La estrella del potrero, por Marcial Perez
Aprendí, como muchos de ustedes, a jugar al futbol en una plaza pública, poblada de hamacas, toboganes, pasamanos, sube y baja....
En ese escenario, los obstáculos a vencer eran elementos fijos, no se caían. Había que sortearlos, pero a la vez nos ofrecían un escondite frente al rival, que sí se movía. Un pasamano o dos montones de ropa eran los arcos. En uno, el gol era claro, nítido, sin discusiones, sólo generaba alegrías y tristezas. En el otro, las percepciones y las intenciones entre rivales desataban encendidas discusiones respecto a la trayectoria de la pelota, que para algunos se había dibujado por encima de un travesaño imaginario y para otros por debajo. Atábamos las hamacas a los caños para liberar un poco el espacio, pero todo lo demás se integraba al juego, inclusive la canilla del agua.
El cerebro aprendía a desenvolverse en este entorno. Hacer un pase era algo infrecuente y, en todo caso, de corta distancia, difícilmente un centro. El juego era similar al futbol, pero con obstáculos, lo que dictaba reglas tácitas, muy diferentes a las del futbol de reglamento. El entorno moldeaba respuestas específicas en nosotros, jugadores amateurs. Y las entrenábamos a diario, repetitivamente, con una deliberación inconsciente que promovía memorias espontáneas, decisiones prearmadas, engaños aprendidos.

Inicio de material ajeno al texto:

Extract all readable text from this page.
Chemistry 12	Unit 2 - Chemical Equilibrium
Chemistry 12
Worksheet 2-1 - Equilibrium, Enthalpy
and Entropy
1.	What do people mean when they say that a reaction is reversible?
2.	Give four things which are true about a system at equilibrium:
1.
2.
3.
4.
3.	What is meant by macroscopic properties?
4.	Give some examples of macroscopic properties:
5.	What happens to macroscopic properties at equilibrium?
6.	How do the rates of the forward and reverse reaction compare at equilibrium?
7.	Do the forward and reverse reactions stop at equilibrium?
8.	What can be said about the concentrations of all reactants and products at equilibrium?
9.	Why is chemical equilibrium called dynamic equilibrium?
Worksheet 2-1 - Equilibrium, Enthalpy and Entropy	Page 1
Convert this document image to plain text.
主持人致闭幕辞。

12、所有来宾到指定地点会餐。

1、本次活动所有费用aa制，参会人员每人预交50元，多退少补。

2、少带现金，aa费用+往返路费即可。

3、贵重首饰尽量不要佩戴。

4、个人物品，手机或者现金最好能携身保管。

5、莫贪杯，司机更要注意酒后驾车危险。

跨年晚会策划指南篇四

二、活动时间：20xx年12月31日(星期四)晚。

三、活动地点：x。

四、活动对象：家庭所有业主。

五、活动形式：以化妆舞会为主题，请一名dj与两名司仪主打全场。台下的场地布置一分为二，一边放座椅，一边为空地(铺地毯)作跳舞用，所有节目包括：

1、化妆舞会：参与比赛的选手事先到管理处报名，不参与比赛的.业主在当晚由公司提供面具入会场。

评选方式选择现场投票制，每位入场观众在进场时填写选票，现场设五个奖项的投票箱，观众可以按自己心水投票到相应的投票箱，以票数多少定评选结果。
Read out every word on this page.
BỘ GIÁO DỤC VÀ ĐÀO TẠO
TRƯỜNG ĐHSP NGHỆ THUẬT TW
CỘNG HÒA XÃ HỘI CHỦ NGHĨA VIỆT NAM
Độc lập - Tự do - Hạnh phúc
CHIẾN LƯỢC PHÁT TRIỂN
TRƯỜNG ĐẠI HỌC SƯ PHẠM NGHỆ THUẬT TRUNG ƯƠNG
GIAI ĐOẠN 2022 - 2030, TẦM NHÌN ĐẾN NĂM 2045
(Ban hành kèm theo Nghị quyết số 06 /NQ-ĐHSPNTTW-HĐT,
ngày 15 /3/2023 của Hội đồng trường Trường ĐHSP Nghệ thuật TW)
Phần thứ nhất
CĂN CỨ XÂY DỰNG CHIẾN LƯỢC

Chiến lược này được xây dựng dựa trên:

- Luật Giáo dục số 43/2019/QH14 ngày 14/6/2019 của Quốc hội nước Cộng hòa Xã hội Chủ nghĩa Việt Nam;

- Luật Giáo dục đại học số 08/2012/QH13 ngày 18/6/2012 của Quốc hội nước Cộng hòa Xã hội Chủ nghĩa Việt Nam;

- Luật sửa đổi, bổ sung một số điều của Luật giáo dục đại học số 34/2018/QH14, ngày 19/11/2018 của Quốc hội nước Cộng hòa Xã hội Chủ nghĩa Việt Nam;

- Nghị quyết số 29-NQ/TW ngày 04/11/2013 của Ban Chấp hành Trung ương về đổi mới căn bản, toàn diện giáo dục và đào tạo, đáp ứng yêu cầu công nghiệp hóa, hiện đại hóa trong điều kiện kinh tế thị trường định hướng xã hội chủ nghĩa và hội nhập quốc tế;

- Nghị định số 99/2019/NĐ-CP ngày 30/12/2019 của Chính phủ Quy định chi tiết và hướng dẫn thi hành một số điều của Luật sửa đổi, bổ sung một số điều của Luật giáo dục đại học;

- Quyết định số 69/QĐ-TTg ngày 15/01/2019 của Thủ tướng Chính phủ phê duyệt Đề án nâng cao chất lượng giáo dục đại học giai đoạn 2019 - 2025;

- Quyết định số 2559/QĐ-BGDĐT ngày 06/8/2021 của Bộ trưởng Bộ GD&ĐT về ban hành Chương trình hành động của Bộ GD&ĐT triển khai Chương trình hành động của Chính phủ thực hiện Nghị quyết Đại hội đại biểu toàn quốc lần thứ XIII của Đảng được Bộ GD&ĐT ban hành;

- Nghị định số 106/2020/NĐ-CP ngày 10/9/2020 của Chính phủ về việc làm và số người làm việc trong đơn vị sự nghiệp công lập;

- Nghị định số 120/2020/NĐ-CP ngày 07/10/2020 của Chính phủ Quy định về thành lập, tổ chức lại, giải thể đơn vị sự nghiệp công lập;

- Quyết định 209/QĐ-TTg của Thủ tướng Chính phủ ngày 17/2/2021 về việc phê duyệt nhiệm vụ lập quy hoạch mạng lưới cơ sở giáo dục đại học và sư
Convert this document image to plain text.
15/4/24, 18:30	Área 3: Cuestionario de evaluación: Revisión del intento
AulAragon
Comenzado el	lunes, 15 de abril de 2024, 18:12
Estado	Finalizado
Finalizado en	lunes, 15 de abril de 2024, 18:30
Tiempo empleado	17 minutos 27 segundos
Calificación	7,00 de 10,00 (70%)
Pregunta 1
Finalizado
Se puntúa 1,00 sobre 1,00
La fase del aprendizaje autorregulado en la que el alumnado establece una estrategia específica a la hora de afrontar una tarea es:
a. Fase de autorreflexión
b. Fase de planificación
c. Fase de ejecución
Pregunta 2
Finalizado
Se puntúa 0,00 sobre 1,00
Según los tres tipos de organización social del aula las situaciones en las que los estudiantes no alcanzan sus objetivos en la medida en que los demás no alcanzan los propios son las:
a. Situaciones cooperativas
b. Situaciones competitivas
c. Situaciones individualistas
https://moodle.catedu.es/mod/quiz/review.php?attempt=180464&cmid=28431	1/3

Y es que el futbol es un juego de engaños. Cada decisión miente al rival haciéndole creer una cosa para luego hacer otra y poder con ello avanzar hacia el arco rival. El juego es engaño y su origen más que provenir de la picardía del barrio, encuentra raíces evolutivas en la naturaleza. Se ha desarrollado de manera natural y está inscripto en nuestro cerebro. Los animales lo hacen para sobrevivir, a veces en soledad y otras asociados con congéneres o miembros de otras especies. Durante el verano, cuando el alimento abunda, la pequeña ave avisa con su canto protector al pequeño mamífero que un águila depredadora se aproxima amenazando sus vidas. Durante el invierno, la misma advertencia busca que escapen abandonando su alimento para el ave cantora. No había águila, había engaño, algo natural. En cada engaño una decisión. Tomar decisiones para timar al rival requiere de una preparación adecuada y en cada ámbito, con sus características propias, se desarrollarán engaños diferentes.
El futbol que nace en una placita o en un potrero va dictando sus propias reglas que se inscriben en el cerebro definiendo la técnica y la táctica de la que cada jugador amateur se apropia. Los engaños que se desarrollaban aquí eran específicos. Del habilidoso, la estrella del potrero, nos llama la atención su capacidad de engaño individual más que su juego colectivo. Y eso es porque ha aprendido, entrenado y desarrollado una metodología de engaño propia hasta el punto de convertirse en un mago especializado en el arte del ardid. No es jugador de equipo.
Hoy, a la distancia de aquel potrero en la Patagonia y cuarenta años después, identifico ese vínculo entre el medioambiente social y los aprendizajes, las destrezas y las decisiones. Esculpir entornos de aprendizaje y entrenamiento específicos nos lleva a desarrollar la capacidad de tomar decisiones adecuadas. Debe ser deliberadamente, no casualmente.
Desarrollar el mejor jugador de fútbol implica elegir las reglas del juego en equipo. Es el entrenador quien debe crear los ámbitos y prácticas que aseguren que la toma de decisiones de conjunto establezca contacto con los aprendizajes intencionales, evitando discontinuidades, vacíos o desconciertos por creer que todo fue hecho para resolver con eficacia cuando en realidad se tomaron caminos equivocados.
Para esto vienen las neurociencias en nuestra ayuda, para que aún con recursos limitados, podamos jugar a un juego con nuevas reglas tácticas, con aprendizajes eficaces y eficientes, con expectativas asibles y con la inteligencia que el mundo nos exige y la ciencia y la tecnología hoy nos permiten. Innovar es para los iconoclastas, esos seres que desaprenden y aprenden desafiando el statu quo y el rechazo que las masas aún no han validado. Querer ser el mejor obliga a salir de la zona de confort, de arriesgar, de disfrutar el camino de nuevas experiencias y recoger los frutos de la buena suerte planificada y de las nuevas reglas que lleven a los cerebros de los deportistas inteligentes a diferenciarse del resto.